После – разрыв с женихом; и одиночество, от которого она спасалась как могла, встало под окном и уставилось на нее долгим взглядом. И она встретила меня, и я напомнил ей старшего брата, ушедшего в море, чей портрет она носила в медальоне. Я мог заполнить пустоту, пока она ждала другого. Я был славный мальчик, зла против меня она никакого не имела. И я помог ей скрасить часок-другой, которые без того были бы тоскливыми и пустыми. Возможно, сыграло роль и другое – плотская тяга. Хотелось бы надеяться…
Обо всем этом я только теперь могу догадываться. Тогда я ничего не подозревал. Я чувствовал только, что она не моя, что я не могу завладеть ею, что я ей просто надобен для чего-то – для чего, видимо, не гожусь.
И я не удивился, когда однажды получил по почте записку в две строки:
"Мы должны расстаться. Спасибо тебе за все.
Твоя Гунвор".
Я не пытался ее разыскать. Я думал, то была моя первая мысль и последняя, – она узнала меня и нашла, что я не гожусь.

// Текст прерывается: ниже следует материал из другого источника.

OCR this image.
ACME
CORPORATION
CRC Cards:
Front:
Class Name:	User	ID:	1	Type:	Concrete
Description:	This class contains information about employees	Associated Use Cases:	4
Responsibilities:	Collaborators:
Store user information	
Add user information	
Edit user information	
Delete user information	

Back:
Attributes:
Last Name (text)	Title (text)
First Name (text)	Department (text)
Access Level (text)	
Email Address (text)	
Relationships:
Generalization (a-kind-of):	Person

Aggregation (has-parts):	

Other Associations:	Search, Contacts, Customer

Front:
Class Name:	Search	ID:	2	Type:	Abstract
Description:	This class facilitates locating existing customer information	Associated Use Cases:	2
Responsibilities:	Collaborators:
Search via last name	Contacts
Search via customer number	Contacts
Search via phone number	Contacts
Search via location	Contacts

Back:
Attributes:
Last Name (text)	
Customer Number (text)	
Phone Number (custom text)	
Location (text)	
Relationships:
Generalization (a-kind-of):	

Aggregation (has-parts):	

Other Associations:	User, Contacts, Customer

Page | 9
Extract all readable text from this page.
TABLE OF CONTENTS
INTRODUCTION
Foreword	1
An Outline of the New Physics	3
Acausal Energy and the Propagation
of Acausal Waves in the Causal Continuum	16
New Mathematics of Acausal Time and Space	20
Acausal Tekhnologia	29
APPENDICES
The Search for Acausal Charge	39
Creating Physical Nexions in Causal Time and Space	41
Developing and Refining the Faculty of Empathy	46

Был ли я несчастлив? О, еще как! Я тосковал по ней и буквально бился головой об стенку. Но она все равно не приходила. А я – я ничего не делал, чтоб ее вернуть. Она нашла, что я не гожусь. Не гожусь.
Уверенность в себе спустилась до нуля.
ВЗЛЕТЫ, ПАДЕНЬЯ…Отчего я так легко впадал в состояние угнетенности, подавленности? Отчасти это связано с книгами, которые я тогда читал.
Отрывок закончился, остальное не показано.